What happened: As expected, the gain in overall production was led by a 3.3% jump in utility output as cold weather swept across the country. In addition, mining output rose 1.7%. This index, which includes oil production, is 13.2% above its level of a year earlier.

Within manufacturing, durable goods output rose 0.2% but this was offset by weakness in nondurables and publishing and logging.

Auto manufacturing rose a slight 0.3% in November after a 3.1% decline in the prior month. Excluding autos, manufacturing was down 0.1%.

Capacity utilization rose 0.4 percentage point in November to 78.5%. This is still below the level, around 80%, that is likely to put pressure on costs.

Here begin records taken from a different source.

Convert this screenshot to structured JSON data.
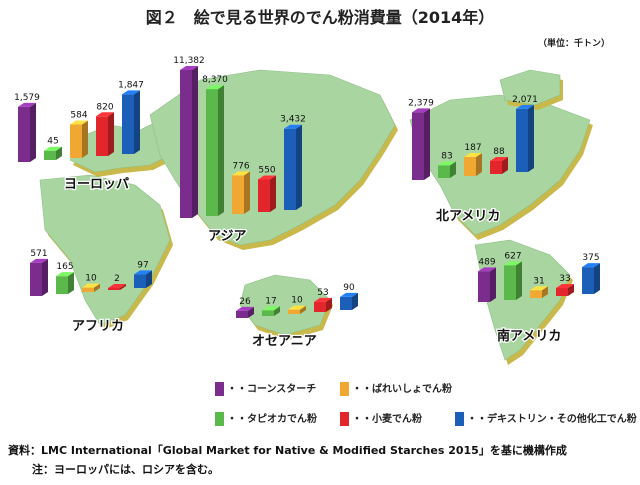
{
  "title": "図２　絵で見る世界のでん粉消費量（2014年）",
  "unit": "（単位：千トン）",
  "colors": {
    "land": "#a8d5a0",
    "land_shadow": "#c9b84a",
    "corn": "#7b2d8e",
    "tapioca": "#5bb84a",
    "potato": "#f0a832",
    "wheat": "#e3262b",
    "dextrin": "#1b5fb8"
  },
  "legend": [
    {
      "key": "corn",
      "label": "・・コーンスターチ"
    },
    {
      "key": "potato",
      "label": "・・ばれいしょでん粉"
    },
    {
      "key": "tapioca",
      "label": "・・タピオカでん粉"
    },
    {
      "key": "wheat",
      "label": "・・小麦でん粉"
    },
    {
      "key": "dextrin",
      "label": "・・デキストリン・その他化工でん粉"
    }
  ],
  "source": "資料：LMC International「Global Market for Native & Modified Starches 2015」を基に機構作成",
  "note": "注：ヨーロッパには、ロシアを含む。",
  "chart_data": {
    "type": "bar",
    "unit": "千トン",
    "series_order": [
      "corn",
      "tapioca",
      "potato",
      "wheat",
      "dextrin"
    ],
    "regions": [
      {
        "name": "ヨーロッパ",
        "values": {
          "corn": 1579,
          "tapioca": 45,
          "potato": 584,
          "wheat": 820,
          "dextrin": 1847
        }
      },
      {
        "name": "アジア",
        "values": {
          "corn": 11382,
          "tapioca": 8370,
          "potato": 776,
          "wheat": 550,
          "dextrin": 3432
        }
      },
      {
        "name": "北アメリカ",
        "values": {
          "corn": 2379,
          "tapioca": 83,
          "potato": 187,
          "wheat": 88,
          "dextrin": 2071
        }
      },
      {
        "name": "アフリカ",
        "values": {
          "corn": 571,
          "tapioca": 165,
          "potato": 10,
          "wheat": 2,
          "dextrin": 97
        }
      },
      {
        "name": "オセアニア",
        "values": {
          "corn": 26,
          "tapioca": 17,
          "potato": 10,
          "wheat": 53,
          "dextrin": 90
        }
      },
      {
        "name": "南アメリカ",
        "values": {
          "corn": 489,
          "tapioca": 627,
          "potato": 31,
          "wheat": 33,
          "dextrin": 375
        }
      }
    ]
  }
}
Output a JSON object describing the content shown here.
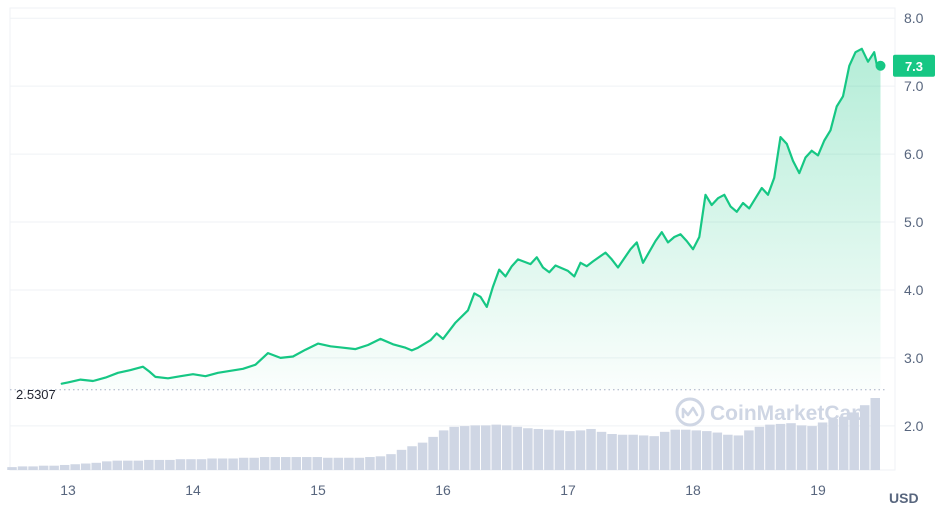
{
  "chart_data": {
    "type": "area",
    "title": "",
    "xlabel": "",
    "ylabel": "",
    "unit_label": "USD",
    "x_tick_labels": [
      "13",
      "14",
      "15",
      "16",
      "17",
      "18",
      "19"
    ],
    "x_range": [
      12.95,
      19.5
    ],
    "y_ticks": [
      2.0,
      3.0,
      4.0,
      5.0,
      6.0,
      7.0,
      8.0
    ],
    "y_tick_labels": [
      "2.0",
      "3.0",
      "4.0",
      "5.0",
      "6.0",
      "7.0",
      "8.0"
    ],
    "ylim": [
      1.35,
      8.15
    ],
    "reference_line": {
      "value": 2.5307,
      "label": "2.5307"
    },
    "current_price": {
      "value": 7.3,
      "label": "7.3"
    },
    "grid": true,
    "colors": {
      "line": "#16c784",
      "area_top": "#16c784",
      "volume": "#cfd6e4",
      "badge": "#16c784",
      "reference": "#a6b0c3",
      "grid": "#eff2f5"
    },
    "watermark": "CoinMarketCap",
    "watermark_icon": "coinmarketcap-logo-icon",
    "series": [
      {
        "kind": "price",
        "x": [
          12.95,
          13.0,
          13.1,
          13.2,
          13.3,
          13.4,
          13.5,
          13.6,
          13.65,
          13.7,
          13.8,
          13.9,
          14.0,
          14.1,
          14.2,
          14.3,
          14.4,
          14.5,
          14.6,
          14.7,
          14.8,
          14.9,
          15.0,
          15.1,
          15.2,
          15.3,
          15.4,
          15.5,
          15.6,
          15.7,
          15.75,
          15.8,
          15.9,
          15.95,
          16.0,
          16.1,
          16.2,
          16.25,
          16.3,
          16.35,
          16.4,
          16.45,
          16.5,
          16.55,
          16.6,
          16.7,
          16.75,
          16.8,
          16.85,
          16.9,
          17.0,
          17.05,
          17.1,
          17.15,
          17.2,
          17.3,
          17.35,
          17.4,
          17.5,
          17.55,
          17.6,
          17.7,
          17.75,
          17.8,
          17.85,
          17.9,
          17.95,
          18.0,
          18.05,
          18.1,
          18.15,
          18.2,
          18.25,
          18.3,
          18.35,
          18.4,
          18.45,
          18.5,
          18.55,
          18.6,
          18.65,
          18.7,
          18.75,
          18.8,
          18.85,
          18.9,
          18.95,
          19.0,
          19.05,
          19.1,
          19.15,
          19.2,
          19.25,
          19.3,
          19.35,
          19.4,
          19.45,
          19.47,
          19.5
        ],
        "y": [
          2.62,
          2.64,
          2.68,
          2.66,
          2.71,
          2.78,
          2.82,
          2.87,
          2.8,
          2.72,
          2.7,
          2.73,
          2.76,
          2.73,
          2.78,
          2.81,
          2.84,
          2.9,
          3.07,
          3.0,
          3.02,
          3.12,
          3.21,
          3.17,
          3.15,
          3.13,
          3.19,
          3.28,
          3.2,
          3.15,
          3.11,
          3.15,
          3.26,
          3.36,
          3.28,
          3.52,
          3.7,
          3.95,
          3.9,
          3.75,
          4.05,
          4.3,
          4.2,
          4.35,
          4.45,
          4.38,
          4.48,
          4.33,
          4.26,
          4.36,
          4.28,
          4.2,
          4.4,
          4.35,
          4.42,
          4.55,
          4.45,
          4.33,
          4.6,
          4.7,
          4.4,
          4.72,
          4.85,
          4.7,
          4.78,
          4.82,
          4.72,
          4.6,
          4.78,
          5.4,
          5.25,
          5.35,
          5.4,
          5.23,
          5.15,
          5.28,
          5.2,
          5.35,
          5.5,
          5.4,
          5.65,
          6.25,
          6.15,
          5.9,
          5.72,
          5.95,
          6.05,
          5.98,
          6.2,
          6.35,
          6.7,
          6.85,
          7.3,
          7.5,
          7.55,
          7.36,
          7.5,
          7.32,
          7.3
        ]
      },
      {
        "kind": "volume",
        "relative_values": [
          0.04,
          0.05,
          0.05,
          0.06,
          0.06,
          0.07,
          0.08,
          0.09,
          0.1,
          0.12,
          0.13,
          0.13,
          0.13,
          0.14,
          0.14,
          0.14,
          0.15,
          0.15,
          0.15,
          0.16,
          0.16,
          0.16,
          0.17,
          0.17,
          0.18,
          0.18,
          0.18,
          0.18,
          0.18,
          0.18,
          0.17,
          0.17,
          0.17,
          0.17,
          0.18,
          0.19,
          0.22,
          0.28,
          0.33,
          0.38,
          0.46,
          0.55,
          0.6,
          0.61,
          0.62,
          0.62,
          0.63,
          0.62,
          0.6,
          0.58,
          0.57,
          0.56,
          0.55,
          0.54,
          0.55,
          0.57,
          0.53,
          0.5,
          0.49,
          0.49,
          0.48,
          0.47,
          0.53,
          0.56,
          0.56,
          0.55,
          0.54,
          0.52,
          0.49,
          0.48,
          0.55,
          0.6,
          0.63,
          0.64,
          0.65,
          0.62,
          0.61,
          0.66,
          0.71,
          0.74,
          0.8,
          0.9,
          1.0
        ]
      }
    ]
  }
}
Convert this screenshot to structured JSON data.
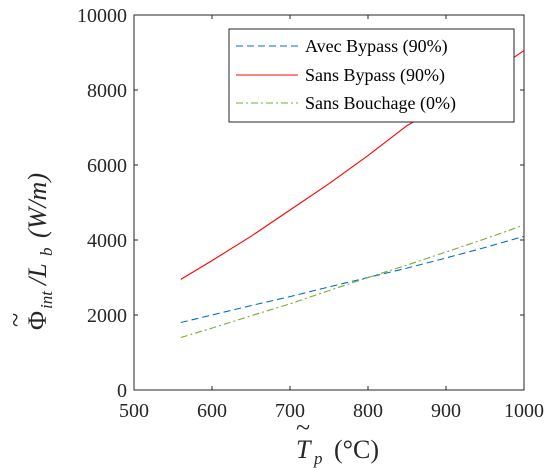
{
  "chart_data": {
    "type": "line",
    "xlabel": {
      "symbol": "T",
      "subscript": "p",
      "unit": "(°C)"
    },
    "ylabel": {
      "symbol": "Φ",
      "subscript1": "int",
      "divider": "/L",
      "subscript2": "b",
      "unit": "(W/m)"
    },
    "xlim": [
      500,
      1000
    ],
    "ylim": [
      0,
      10000
    ],
    "xticks": [
      "500",
      "600",
      "700",
      "800",
      "900",
      "1000"
    ],
    "yticks": [
      "0",
      "2000",
      "4000",
      "6000",
      "8000",
      "10000"
    ],
    "grid": false,
    "legend_position": "top-right",
    "series": [
      {
        "name": "Avec Bypass (90%)",
        "color": "#0072BD",
        "style": "dashed",
        "x": [
          560,
          600,
          650,
          700,
          750,
          800,
          850,
          900,
          950,
          1000
        ],
        "y": [
          1800,
          2000,
          2250,
          2490,
          2750,
          3000,
          3250,
          3520,
          3800,
          4100
        ]
      },
      {
        "name": "Sans Bypass (90%)",
        "color": "#FF0000",
        "style": "solid",
        "x": [
          560,
          600,
          650,
          700,
          750,
          800,
          850,
          900,
          950,
          1000
        ],
        "y": [
          2950,
          3450,
          4100,
          4800,
          5500,
          6250,
          7050,
          7650,
          8350,
          9050
        ]
      },
      {
        "name": "Sans Bouchage (0%)",
        "color": "#77AC30",
        "style": "dashdot",
        "x": [
          560,
          600,
          650,
          700,
          750,
          800,
          850,
          900,
          950,
          1000
        ],
        "y": [
          1400,
          1650,
          1980,
          2300,
          2650,
          3000,
          3330,
          3680,
          4030,
          4400
        ]
      }
    ]
  }
}
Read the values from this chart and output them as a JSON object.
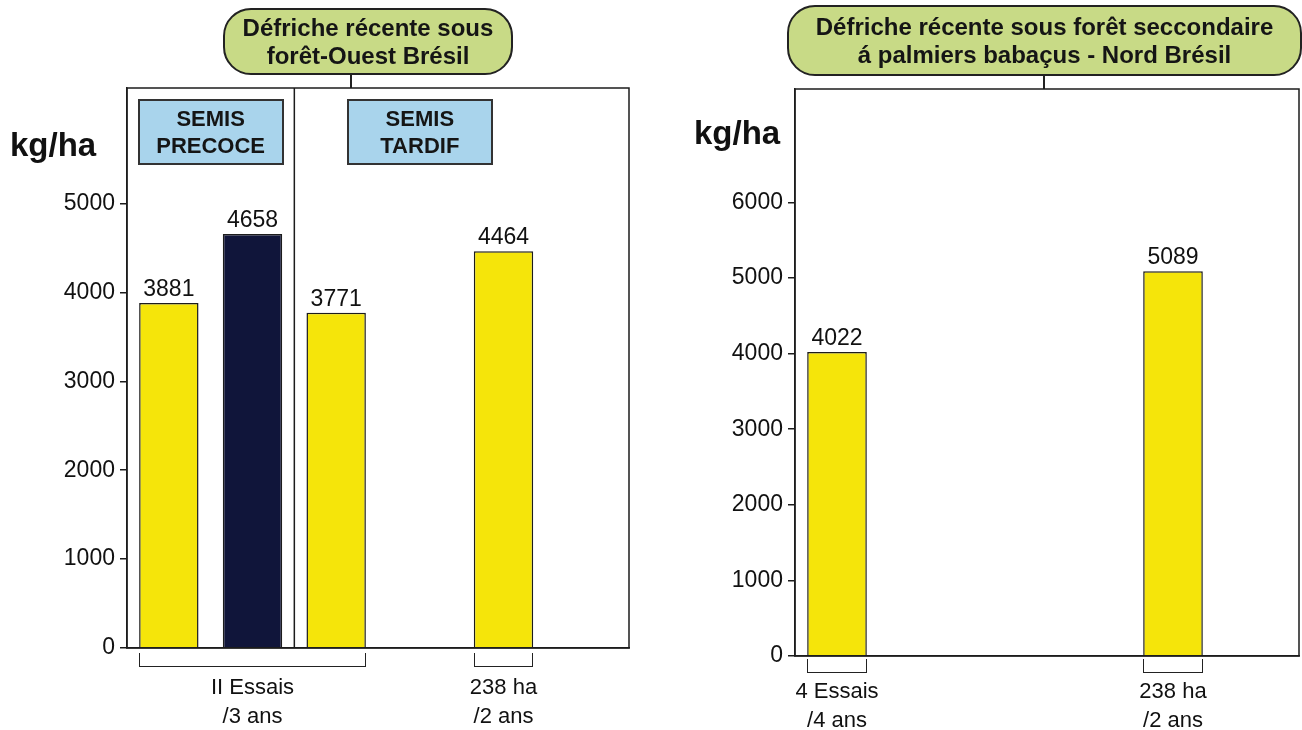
{
  "chart_data": [
    {
      "type": "bar",
      "title": "Défriche récente sous\nforêt-Ouest Brésil",
      "ylabel": "kg/ha",
      "categories": [
        null,
        "II Essais\n/3 ans",
        null,
        null,
        "238 ha\n/2 ans",
        null
      ],
      "values": [
        3881,
        4658,
        3771,
        null,
        4464,
        null
      ],
      "colors": [
        "#f5e50a",
        "#10153a",
        "#f5e50a",
        null,
        "#f5e50a",
        null
      ],
      "ylim": [
        0,
        6300
      ],
      "yticks": [
        0,
        1000,
        2000,
        3000,
        4000,
        5000
      ],
      "data_labels": true,
      "annotations": [
        "SEMIS\nPRECOCE",
        "SEMIS\nTARDIF"
      ]
    },
    {
      "type": "bar",
      "title": "Défriche récente sous forêt seccondaire\ná palmiers babaçus - Nord Brésil",
      "ylabel": "kg/ha",
      "categories": [
        "4 Essais\n/4 ans",
        null,
        null,
        null,
        "238 ha\n/2 ans",
        null
      ],
      "values": [
        4022,
        null,
        null,
        null,
        5089,
        null
      ],
      "colors": [
        "#f5e50a",
        null,
        null,
        null,
        "#f5e50a",
        null
      ],
      "ylim": [
        0,
        7500
      ],
      "yticks": [
        0,
        1000,
        2000,
        3000,
        4000,
        5000,
        6000
      ],
      "data_labels": true
    }
  ]
}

Big picture: Manufacturing may be starting to feel the effects of the weaker global economic outlook and the stronger dollar DXY, +0.34% . Trade policy is also a significant uncertainty.

What they are saying: "In short, the U.S. is now a tale of two economies. Consumer-facing sectors are doing very well, thanks first to the tax cuts and now the drop in gas price, while the industrial sector is struggling," said Ian Shepherdson, chief economist Pantheon Macroeconomics.

Market reaction: The Dow Jones Industrial AverageDJIA, -2.02% opened more than 200 points lower in reaction to weak economic data from China.